ARGUED APRIL 6, 1965.
DECIDED APRIL 13, 1965.
Fraud and deceit. Fulton Civil Court. Before Judge Webb.
Bartholomew White, James A. White, Jr., for plaintiff in error.
Robert Carpenter, A. Tate Conyers, contra.
1. The motion to dismiss the writ of error is denied.
2. Where a general demurrer to a petition was sustained with leave to amend within 15 days, and, no amendment having been offered, a further order dismissing the petition was entered, and the only assignment of error is as to the last order, no question is presented save as to the propriety of the dismissal.
ARGUED APRIL 6, 1965 — DECIDED APRIL 13, 1965.
A general demurrer to the petition was sustained January 4, 1965, with leave to amend within 15 days. No amendment was offered and on January 28 a further order was entered dismissing the petition. Plaintiff tendered a bill of exceptions February 23, assigning error on the order of January 28. Defendant moved to dismiss the bill of exceptions on the ground that it was tendered too late.
1. The January 4 order sustaining the demurrer, though granting leave to amend within 15 days, did not carry a self-executing provision; that is to say, it did not provide that in default of an amendment within the time allowed the petition should stand dismissed. Absent that provision the petition did not stand automatically dismissed upon expiration of the time allowed, no amendment having been offered. A second order was necessary to effect the dismissal. Luke v. Ellis, 201 Ga. 482 (1) ( 40 S.E.2d 85). Since this was true, the order sustaining the demurrer was not a final judgment from which a writ of error would lie. But there was a final judgment when the petition was dismissed, and a bill of exceptions tendered within 30 days from the date of the order dismissing came within the time required by Code Ann. § 6-902. A different conclusion does not follow because of Northside Manor, Inc. v. Vann, 219 Ga. 298 ( 133 S.E.2d 32), though it would have done so if the first order had carried a self-executing provision.
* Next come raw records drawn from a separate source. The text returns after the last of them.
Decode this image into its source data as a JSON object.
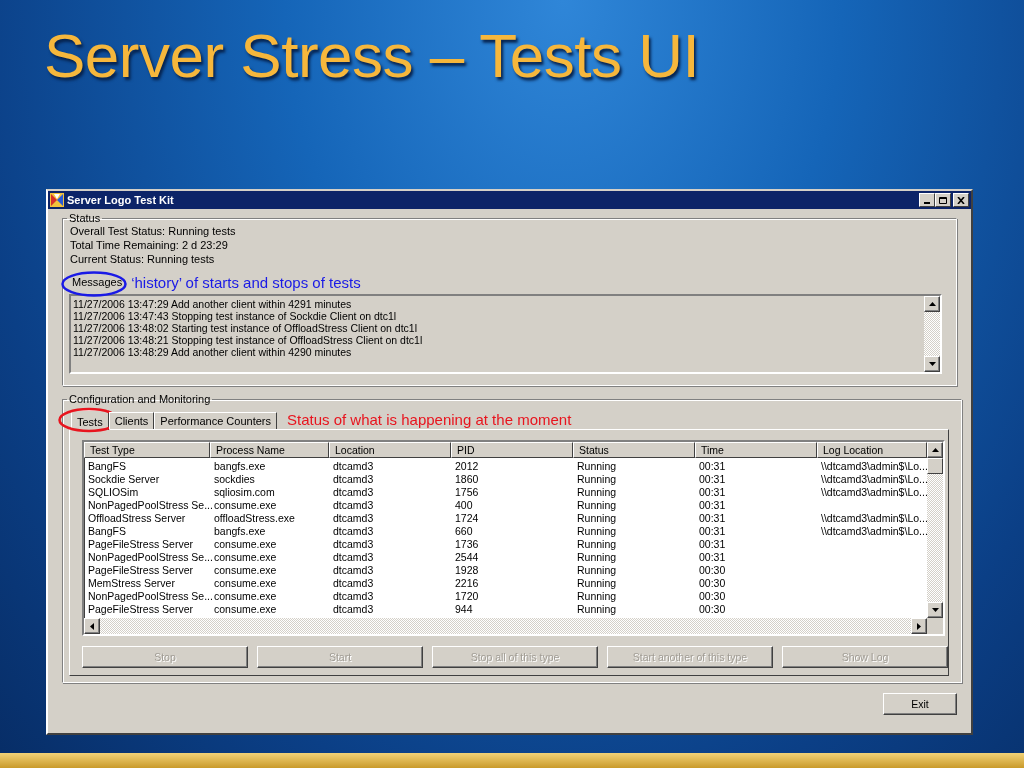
{
  "slide": {
    "title": "Server Stress – Tests UI"
  },
  "window": {
    "title": "Server Logo Test Kit"
  },
  "status": {
    "label": "Status",
    "lines": [
      "Overall Test Status: Running tests",
      "Total Time Remaining: 2 d 23:29",
      "Current Status: Running tests"
    ]
  },
  "messages": {
    "label": "Messages",
    "annotation": "‘history’ of starts and stops of tests",
    "lines": [
      "11/27/2006 13:47:29 Add another client within 4291 minutes",
      "11/27/2006 13:47:43 Stopping test instance of Sockdie Client on dtc1l",
      "11/27/2006 13:48:02 Starting test instance of OffloadStress Client on dtc1l",
      "11/27/2006 13:48:21 Stopping test instance of OffloadStress Client on dtc1l",
      "11/27/2006 13:48:29 Add another client within 4290 minutes"
    ]
  },
  "config": {
    "label": "Configuration and Monitoring",
    "annotation": "Status of what is happening at the moment",
    "tabs": [
      {
        "label": "Tests",
        "selected": true
      },
      {
        "label": "Clients",
        "selected": false
      },
      {
        "label": "Performance Counters",
        "selected": false
      }
    ]
  },
  "table": {
    "columns": [
      "Test Type",
      "Process Name",
      "Location",
      "PID",
      "Status",
      "Time",
      "Log Location"
    ],
    "rows": [
      [
        "BangFS",
        "bangfs.exe",
        "dtcamd3",
        "2012",
        "Running",
        "00:31",
        "\\\\dtcamd3\\admin$\\Lo..."
      ],
      [
        "Sockdie Server",
        "sockdies",
        "dtcamd3",
        "1860",
        "Running",
        "00:31",
        "\\\\dtcamd3\\admin$\\Lo..."
      ],
      [
        "SQLIOSim",
        "sqliosim.com",
        "dtcamd3",
        "1756",
        "Running",
        "00:31",
        "\\\\dtcamd3\\admin$\\Lo..."
      ],
      [
        "NonPagedPoolStress Se...",
        "consume.exe",
        "dtcamd3",
        "400",
        "Running",
        "00:31",
        ""
      ],
      [
        "OffloadStress Server",
        "offloadStress.exe",
        "dtcamd3",
        "1724",
        "Running",
        "00:31",
        "\\\\dtcamd3\\admin$\\Lo..."
      ],
      [
        "BangFS",
        "bangfs.exe",
        "dtcamd3",
        "660",
        "Running",
        "00:31",
        "\\\\dtcamd3\\admin$\\Lo..."
      ],
      [
        "PageFileStress Server",
        "consume.exe",
        "dtcamd3",
        "1736",
        "Running",
        "00:31",
        ""
      ],
      [
        "NonPagedPoolStress Se...",
        "consume.exe",
        "dtcamd3",
        "2544",
        "Running",
        "00:31",
        ""
      ],
      [
        "PageFileStress Server",
        "consume.exe",
        "dtcamd3",
        "1928",
        "Running",
        "00:30",
        ""
      ],
      [
        "MemStress Server",
        "consume.exe",
        "dtcamd3",
        "2216",
        "Running",
        "00:30",
        ""
      ],
      [
        "NonPagedPoolStress Se...",
        "consume.exe",
        "dtcamd3",
        "1720",
        "Running",
        "00:30",
        ""
      ],
      [
        "PageFileStress Server",
        "consume.exe",
        "dtcamd3",
        "944",
        "Running",
        "00:30",
        ""
      ]
    ]
  },
  "buttons": [
    {
      "label": "Stop",
      "disabled": true
    },
    {
      "label": "Start",
      "disabled": true
    },
    {
      "label": "Stop all of this type",
      "disabled": true
    },
    {
      "label": "Start another of this type",
      "disabled": true
    },
    {
      "label": "Show Log",
      "disabled": true
    }
  ],
  "exit_button": {
    "label": "Exit",
    "disabled": false
  }
}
See Rochester c. Leasing Corp. v. Christian, 109 Ga. App. 818, 821 ( 137 S.E.2d 518). The motion to dismiss is accordingly denied.
2. The Act of 1952 amending Code Ann. § 81-1001 required that the court enter a second order or judgment on the sufficiency of the pleading after expiration of the time allowed for amendment and that the second judgment should supersede the first. Then an assignment of error as to the second order or judgment was sufficient to obtain a review of the first, which, by the Act of 1952, was superseded by and became merged into the second.
But since Northside Manor, holding the Act of 1952 unconstitutional, a different situation obtains. It is true that the first order, sustaining a general demurrer to the petition, was not reviewable until the second order was entered dismissing the petition. But upon the entry of the second order the first became reviewable. In order to obtain a review of it, though, error must be assigned not only upon the final order dismissing the petition but, as well, upon the antecedent order sustaining the demurrer.
There being no assignment of error as to the first order, it stands as the law of the case and the only question presented by the bill of exceptions is whether there was error in the entering of the second order dismissing the petition. We find none. When plaintiff offered no amendment within the time allowed, the trial court properly dismissed the petition.
Judgment affirmed. Nichols, P. J., and Pannell, J., concur.